I don’t know if Old Man River or the mighty Saint Lawrence mean as much to Englishmen as the Thames means to us who love English literature. I hope so, but I’d understand if it isn’t, and in any case, just as I’m not an Italian, so too I’m not an Englishman — but there’s a warm region of my heart where an Englishman and an American can sit outside a cafe in Florence and, if they can’t talk together about baseball and cricket, they can talk about Dante and Shakespeare, or gelato.

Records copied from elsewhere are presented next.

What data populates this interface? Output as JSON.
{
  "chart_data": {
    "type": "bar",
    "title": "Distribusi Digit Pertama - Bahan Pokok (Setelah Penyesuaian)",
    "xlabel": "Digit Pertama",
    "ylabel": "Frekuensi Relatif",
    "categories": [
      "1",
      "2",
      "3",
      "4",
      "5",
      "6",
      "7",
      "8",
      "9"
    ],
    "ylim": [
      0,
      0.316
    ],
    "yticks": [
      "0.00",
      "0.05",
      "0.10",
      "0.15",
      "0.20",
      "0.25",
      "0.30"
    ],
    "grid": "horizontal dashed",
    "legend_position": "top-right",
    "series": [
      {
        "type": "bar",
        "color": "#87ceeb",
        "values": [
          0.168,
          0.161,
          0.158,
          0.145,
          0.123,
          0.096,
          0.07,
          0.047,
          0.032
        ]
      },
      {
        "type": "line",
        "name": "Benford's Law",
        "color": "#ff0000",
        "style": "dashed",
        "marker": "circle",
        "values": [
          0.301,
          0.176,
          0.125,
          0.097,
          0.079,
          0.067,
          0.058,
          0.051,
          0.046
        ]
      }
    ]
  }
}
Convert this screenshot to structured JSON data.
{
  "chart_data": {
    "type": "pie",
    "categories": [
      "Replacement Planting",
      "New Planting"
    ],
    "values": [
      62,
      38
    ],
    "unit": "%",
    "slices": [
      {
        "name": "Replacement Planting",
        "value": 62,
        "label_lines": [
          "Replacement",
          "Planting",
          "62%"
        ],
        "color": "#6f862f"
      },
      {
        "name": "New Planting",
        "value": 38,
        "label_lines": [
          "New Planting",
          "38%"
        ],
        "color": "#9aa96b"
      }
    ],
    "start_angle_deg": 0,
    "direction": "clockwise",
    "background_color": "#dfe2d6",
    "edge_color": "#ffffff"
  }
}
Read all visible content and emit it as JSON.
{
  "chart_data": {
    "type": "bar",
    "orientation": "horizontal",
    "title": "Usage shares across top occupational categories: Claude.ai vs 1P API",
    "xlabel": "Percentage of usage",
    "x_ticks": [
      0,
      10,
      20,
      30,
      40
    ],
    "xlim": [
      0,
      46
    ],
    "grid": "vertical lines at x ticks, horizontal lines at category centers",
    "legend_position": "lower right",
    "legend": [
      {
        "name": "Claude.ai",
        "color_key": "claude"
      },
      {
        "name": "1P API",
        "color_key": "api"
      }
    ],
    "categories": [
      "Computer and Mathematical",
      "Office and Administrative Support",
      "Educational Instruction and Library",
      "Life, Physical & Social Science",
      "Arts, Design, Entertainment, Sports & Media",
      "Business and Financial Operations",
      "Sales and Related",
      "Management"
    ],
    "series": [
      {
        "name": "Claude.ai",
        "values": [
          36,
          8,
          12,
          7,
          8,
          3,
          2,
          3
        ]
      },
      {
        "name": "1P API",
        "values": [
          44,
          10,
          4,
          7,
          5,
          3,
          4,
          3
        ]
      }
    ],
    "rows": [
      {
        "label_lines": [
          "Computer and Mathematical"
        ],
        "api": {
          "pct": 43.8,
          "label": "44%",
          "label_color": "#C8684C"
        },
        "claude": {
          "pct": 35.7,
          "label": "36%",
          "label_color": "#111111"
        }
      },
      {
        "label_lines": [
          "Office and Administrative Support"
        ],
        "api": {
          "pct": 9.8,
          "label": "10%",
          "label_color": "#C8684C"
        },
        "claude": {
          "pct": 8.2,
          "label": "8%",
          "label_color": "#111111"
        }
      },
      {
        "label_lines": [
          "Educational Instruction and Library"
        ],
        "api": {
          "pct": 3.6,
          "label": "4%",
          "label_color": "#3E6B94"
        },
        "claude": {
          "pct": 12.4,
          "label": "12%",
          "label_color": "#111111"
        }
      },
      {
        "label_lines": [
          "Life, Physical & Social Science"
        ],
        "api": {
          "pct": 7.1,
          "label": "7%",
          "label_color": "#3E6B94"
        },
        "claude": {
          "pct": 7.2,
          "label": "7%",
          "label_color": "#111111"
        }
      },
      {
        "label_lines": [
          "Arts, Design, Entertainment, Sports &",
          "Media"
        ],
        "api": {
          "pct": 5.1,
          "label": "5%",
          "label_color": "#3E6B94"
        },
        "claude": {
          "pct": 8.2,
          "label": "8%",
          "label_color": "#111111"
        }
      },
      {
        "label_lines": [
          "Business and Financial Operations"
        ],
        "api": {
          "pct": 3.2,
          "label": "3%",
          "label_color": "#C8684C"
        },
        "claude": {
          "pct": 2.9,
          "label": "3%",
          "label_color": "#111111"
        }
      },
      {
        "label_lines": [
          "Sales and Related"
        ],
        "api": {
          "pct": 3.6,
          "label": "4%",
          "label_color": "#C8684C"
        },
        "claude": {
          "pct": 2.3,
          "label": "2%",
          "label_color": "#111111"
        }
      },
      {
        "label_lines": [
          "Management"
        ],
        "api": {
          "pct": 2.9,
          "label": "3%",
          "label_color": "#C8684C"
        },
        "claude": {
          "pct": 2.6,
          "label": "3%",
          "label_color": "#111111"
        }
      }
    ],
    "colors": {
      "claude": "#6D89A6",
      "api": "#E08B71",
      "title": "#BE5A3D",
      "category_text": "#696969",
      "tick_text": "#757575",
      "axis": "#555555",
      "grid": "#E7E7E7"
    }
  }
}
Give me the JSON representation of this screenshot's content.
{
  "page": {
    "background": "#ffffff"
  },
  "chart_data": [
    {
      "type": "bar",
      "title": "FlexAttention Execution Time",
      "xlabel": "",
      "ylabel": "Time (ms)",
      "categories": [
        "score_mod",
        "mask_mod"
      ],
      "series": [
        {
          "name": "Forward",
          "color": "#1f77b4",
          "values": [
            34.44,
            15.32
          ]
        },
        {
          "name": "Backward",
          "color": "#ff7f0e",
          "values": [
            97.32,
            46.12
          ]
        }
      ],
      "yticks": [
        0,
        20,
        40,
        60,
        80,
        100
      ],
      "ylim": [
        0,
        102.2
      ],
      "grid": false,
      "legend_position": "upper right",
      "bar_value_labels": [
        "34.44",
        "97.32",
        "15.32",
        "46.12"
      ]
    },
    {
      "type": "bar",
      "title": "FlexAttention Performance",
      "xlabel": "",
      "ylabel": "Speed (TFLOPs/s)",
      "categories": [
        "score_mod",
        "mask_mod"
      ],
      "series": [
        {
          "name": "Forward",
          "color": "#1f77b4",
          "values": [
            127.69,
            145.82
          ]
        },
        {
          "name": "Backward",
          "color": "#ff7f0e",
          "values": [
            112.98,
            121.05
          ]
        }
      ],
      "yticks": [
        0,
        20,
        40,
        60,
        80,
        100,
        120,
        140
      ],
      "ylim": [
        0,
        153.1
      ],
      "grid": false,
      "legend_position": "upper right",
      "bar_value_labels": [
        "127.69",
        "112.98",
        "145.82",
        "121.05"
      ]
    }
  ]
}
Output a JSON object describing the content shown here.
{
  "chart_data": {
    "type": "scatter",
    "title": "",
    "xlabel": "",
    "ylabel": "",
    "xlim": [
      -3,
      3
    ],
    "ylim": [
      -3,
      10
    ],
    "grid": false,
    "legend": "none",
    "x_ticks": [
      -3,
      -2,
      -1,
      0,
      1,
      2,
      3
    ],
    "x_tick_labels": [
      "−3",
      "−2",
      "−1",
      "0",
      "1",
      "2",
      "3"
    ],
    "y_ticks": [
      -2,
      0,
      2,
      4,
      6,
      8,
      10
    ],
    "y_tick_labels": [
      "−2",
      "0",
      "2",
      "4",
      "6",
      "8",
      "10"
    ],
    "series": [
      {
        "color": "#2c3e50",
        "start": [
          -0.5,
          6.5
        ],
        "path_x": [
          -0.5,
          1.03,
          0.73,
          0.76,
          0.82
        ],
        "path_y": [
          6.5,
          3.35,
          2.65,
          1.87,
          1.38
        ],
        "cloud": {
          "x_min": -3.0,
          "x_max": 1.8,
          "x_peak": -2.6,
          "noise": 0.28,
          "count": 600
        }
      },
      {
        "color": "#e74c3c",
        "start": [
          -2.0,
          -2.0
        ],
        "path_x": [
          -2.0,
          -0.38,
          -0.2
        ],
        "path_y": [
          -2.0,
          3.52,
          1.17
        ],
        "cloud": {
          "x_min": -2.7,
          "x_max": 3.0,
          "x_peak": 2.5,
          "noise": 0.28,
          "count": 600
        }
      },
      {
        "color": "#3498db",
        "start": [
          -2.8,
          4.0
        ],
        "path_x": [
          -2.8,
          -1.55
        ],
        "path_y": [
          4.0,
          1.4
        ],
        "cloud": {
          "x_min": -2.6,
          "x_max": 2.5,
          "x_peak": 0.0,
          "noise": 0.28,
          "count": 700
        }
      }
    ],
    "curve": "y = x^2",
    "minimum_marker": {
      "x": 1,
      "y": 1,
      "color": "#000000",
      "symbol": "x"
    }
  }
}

I guess that to be born in a certain land is to be born into a vast history, a world of meaning. I’m not speaking of anything peculiarly political or legal. To me, the best of the United States is Tennessee Ernie Ford singing that great coal miner’s song, or the chipper twang of an Iowa farmer. It’s what I introduced to an Italian student from Yale when he came to visit me in Providence: we went in the middle of the afternoon to have breakfast at an American diner, where he had, for the first time in his life, pancakes with maple syrup. “It comes from the sap of a tree?” he asked, looking a bit askance and not sure that he wanted to order it. “Trust me!” I laughed. He did, and he enjoyed it!
What binds a people in one are not mainly laws, but folkways, songs, mountains, plains, long highways, memories, gratitude. It’s not what you produce but what you receive as a gift. And it should be so. For the word nation, as you probably wouldn’t guess, is cousin to the English words kin and kind. “How can that be?” you ask. Well, there’s a consonant missing. The archaic Latin verb was gna-scere, to be born, with the past participle gna-tus. The g before n, when not preceded by a vowel, turned silent and eventually was omitted in writing. A natio, nation, is literally a people born together, united by blood and customs and place and memory. The Indo-European root was the ancestor of other words that have to do with birth, such as Latin gen-us, kind (consider our Germanic word mankind), or Greek gign-omai, to be born. But since Indo-European g became Germanic k, we have kin, kind; even the word kindly once meant natural (oh, and by the way, Latin natura and its descendants in English nature and natural are also among the cousins). In some mysterious way, though my blood is Italian, my birth and my nature, my nation, is American.